Processing of DNA double-strand break ends

Homology directed repair (HDR) through homologous recombination (HRR) or single strand annealing (SSA) requires extensive resection of DNA double-strand break (DSB) ends (Thompson and Limoli 2003, Ciccia and Elledge 2010). The resection is performed in a two-step process, where the MRN complex (MRE11A:RAD50:NBN) and RBBP8 (CtIP) bound to BRCA1 initiate the resection. This step is regulated by the complex of CDK2 and CCNA (cyclin A), ensuring the initiation of HRR during S and G2 phases of the cell cycle, when sister chromatids are available. The initial resection is also regulated by ATM-mediated phosphorylation of RBBP8 and CHEK2-mediated phosphorylation of BRCA1 (Chen et al. 2008, Yun and Hiom 2009, Buis et al. 2012, Wang et al. 2013, Davies et al. 2015, Parameswaran et al. 2015). After the initial resection, DNA nucleases EXO1 and/or DNA2 perform long-range resection, which is facilitated by DNA helicases BLM or WRN, as well as BRIP1 (BACH1) (Chen et al. 2008, Nimonkar et al. 2011, Sturzenegger et al. 2014, Suhasini et al. 2011). The resulting long 3'-ssDNA overhangs are coated by the RPA heterotrimers (RPA1:RPA2:RPA3), which recruit ATR:ATRIP complexes to DNA DSBs and, in collaboration with RAD17:RFC and RAD9:HUS1:RAD1 complexes, and TOPBP1 and RHNO1, activate ATR signaling. Activated ATR phosphorylates RPA2 and activates CHEK1 (Cotta-Ramusino et al. 2011), both of which are necessary prerequisites for the subsequent steps in HRR and SSA.

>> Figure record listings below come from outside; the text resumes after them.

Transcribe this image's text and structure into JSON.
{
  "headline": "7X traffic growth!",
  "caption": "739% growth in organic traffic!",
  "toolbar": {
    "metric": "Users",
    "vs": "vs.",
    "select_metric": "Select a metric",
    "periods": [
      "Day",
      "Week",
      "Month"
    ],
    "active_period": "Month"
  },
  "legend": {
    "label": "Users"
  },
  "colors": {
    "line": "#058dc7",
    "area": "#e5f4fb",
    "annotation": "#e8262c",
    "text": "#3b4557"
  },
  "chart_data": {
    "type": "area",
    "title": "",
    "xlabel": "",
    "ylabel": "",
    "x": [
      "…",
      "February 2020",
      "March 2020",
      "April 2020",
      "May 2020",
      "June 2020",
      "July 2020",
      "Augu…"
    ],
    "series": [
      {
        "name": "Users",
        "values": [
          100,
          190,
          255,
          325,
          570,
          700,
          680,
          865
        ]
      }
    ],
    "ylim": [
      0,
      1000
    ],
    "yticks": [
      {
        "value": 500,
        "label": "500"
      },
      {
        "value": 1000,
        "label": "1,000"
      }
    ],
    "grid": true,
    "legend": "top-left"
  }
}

同源导向修复（HDR）通过同源重组（HRR）或单链退火（SSA）过程，需要大量切除DNA双链断裂（DSB）末端（Thompson and Limoli 2003，Ciccia and Elledge 2010）。该切除过程分为两步进行，其中MRN复合物（MRE11A:RAD50:NBN）和RBBP8（CtIP）结合BRCA1启动切除。此步骤受到CDK2和CCNA（细胞周期蛋白A）复合物的调控，确保HRR在细胞周期的S期和G2期启动，此时姐妹染色单体可供使用。初始切除还受到ATM介导的RBBP8磷酸化和CHEK2介导的BRCA1磷酸化的调控（Chen et al. 2008，Yun and Hiom 2009，Buis et al. 2012，Wang et al. 2013，Davies et al. 2015，Parameswaran et al. 2015）。在初始切除之后，DNA核酸酶EXO1和/或DNA2执行长距离切除，这一过程得到DNA解旋酶BLM或WRN以及BRIP1（BACH1）的促进（Chen et al. 2008，Nimonkar et al. 2011，Sturzenegger et al. 2014，Suhasini et al. 2011）。产生的长3'-ssDNA突出末端被RPA异源三聚体（RPA1:RPA2:RPA3）覆盖，招募ATR:ATRIP复合物至DNA DSBs，并与RAD17:RFC和RAD9:HUS1:RAD1复合物，以及TOPBP1和RHNO1协同激活ATR信号传导。激活的ATR磷酸化RPA2并激活CHEK1（Cotta-Ramusino et al. 2011），这两者均为HRR和SSA后续步骤所必需的先决条件。